CYBERLEARN

[2024]Next.jsFirebaseFull-StackProductEducation

French cybersecurity students learning from paywalled English content or shallow translated overviews. That gap is why CyberLearn exists — not as a proof of concept, but as a production platform built to fill a specific, verifiable absence. Fifty-plus lessons, a hundred interactive exercises, flashcard-based spaced repetition, a badge and certification system that gives learners verifiable evidence of what they have completed. Bilingual French and English from the start, not retrofitted. Live at cyberlearn-neon.vercel.app with a companion mobile app.

Next.js on the frontend, Firebase for authentication and persistent data — user progress, flashcard state, completion records. The bilingual architecture was designed into the content schema at the beginning: translated content keys, not translated pages, so the same component tree serves both languages without duplication. The mobile app shares the same backend; progress synchronises across environments without a second source of truth. The schema decisions made in month one constrained what the badge and certification system could do in month three. That coupling is the part of product development that project briefs do not prepare you for.

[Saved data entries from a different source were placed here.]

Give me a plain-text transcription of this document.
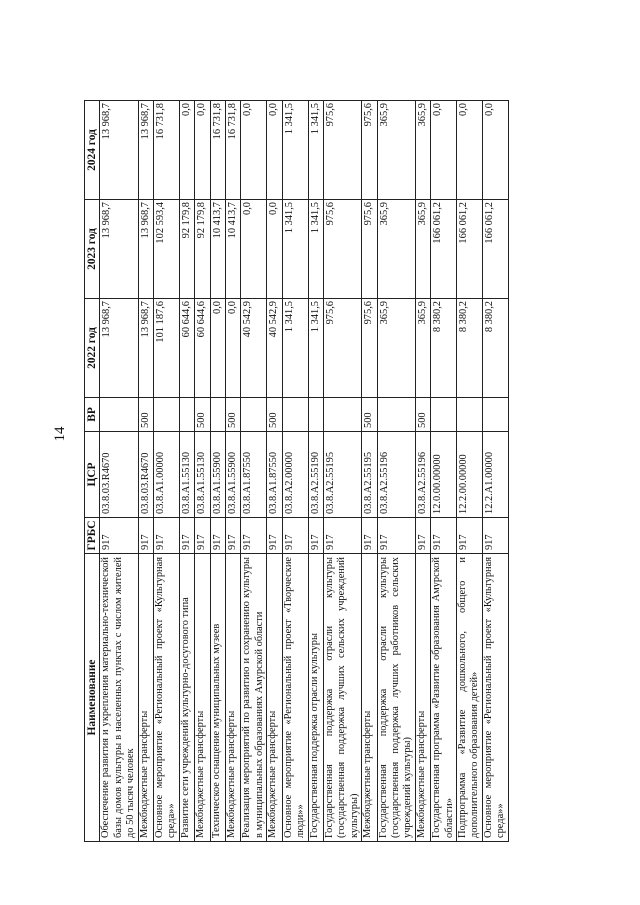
14
Наименование	ГРБС	ЦСР	ВР	2022 год	2023 год	2024 год
Обеспечение развития и укрепления материально-технической базы домов культуры в населенных пунктах с числом жителей до 50 тысяч человек	917	03.8.03.R4670		13 968,7	13 968,7	13 968,7
Межбюджетные трансферты	917	03.8.03.R4670	500	13 968,7	13 968,7	13 968,7
Основное мероприятие «Региональный проект «Культурная среда»»	917	03.8.A1.00000		101 187,6	102 593,4	16 731,8
Развитие сети учреждений культурно-досугового типа	917	03.8.A1.55130		60 644,6	92 179,8	0,0
Межбюджетные трансферты	917	03.8.A1.55130	500	60 644,6	92 179,8	0,0
Техническое оснащение муниципальных музеев	917	03.8.A1.55900		0,0	10 413,7	16 731,8
Межбюджетные трансферты	917	03.8.A1.55900	500	0,0	10 413,7	16 731,8
Реализация мероприятий по развитию и сохранению культуры в муниципальных образованиях Амурской области	917	03.8.A1.87550		40 542,9	0,0	0,0
Межбюджетные трансферты	917	03.8.A1.87550	500	40 542,9	0,0	0,0
Основное мероприятие «Региональный проект «Творческие люди»»	917	03.8.A2.00000		1 341,5	1 341,5	1 341,5
Государственная поддержка отрасли культуры	917	03.8.A2.55190		1 341,5	1 341,5	1 341,5
Государственная поддержка отрасли культуры (государственная поддержка лучших сельских учреждений культуры)	917	03.8.A2.55195		975,6	975,6	975,6
Межбюджетные трансферты	917	03.8.A2.55195	500	975,6	975,6	975,6
Государственная поддержка отрасли культуры (государственная поддержка лучших работников сельских учреждений культуры)	917	03.8.A2.55196		365,9	365,9	365,9
Межбюджетные трансферты	917	03.8.A2.55196	500	365,9	365,9	365,9
Государственная программа «Развитие образования Амурской области»	917	12.0.00.00000		8 380,2	166 061,2	0,0
Подпрограмма «Развитие дошкольного, общего и дополнительного образования детей»	917	12.2.00.00000		8 380,2	166 061,2	0,0
Основное мероприятие «Региональный проект «Культурная среда»»	917	12.2.A1.00000		8 380,2	166 061,2	0,0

Building to a brief ends when the deliverable is accepted. Building a product ends when users stop needing it — a different terminus with different demands. The progression logic required writing rules for a system that did not yet exist: which completion thresholds unlock which badges, how certifications are issued, what the learner sees when they are close to a threshold versus far from it. The Firebase schema had to anticipate query patterns that would not be visible until real users arrived and did things you had not anticipated. Most of these decisions were made once and needed to be correct, because migrating a live database schema under active users carries costs that prototype environments never reveal.

The platform is live, used, and maintained. The code is public. What it demonstrates is not that the stack works — Next.js and Firebase are well-documented, and the stack is conventional. What it demonstrates is that a production deployment imposes a different quality of decision-making: you are accountable for the accuracy of what you are teaching, the reliability of the system while learners are in it, and the data of real people. Those constraints produce better engineering than deadlines do, because the cost of a wrong decision is immediate and belongs to someone other than you.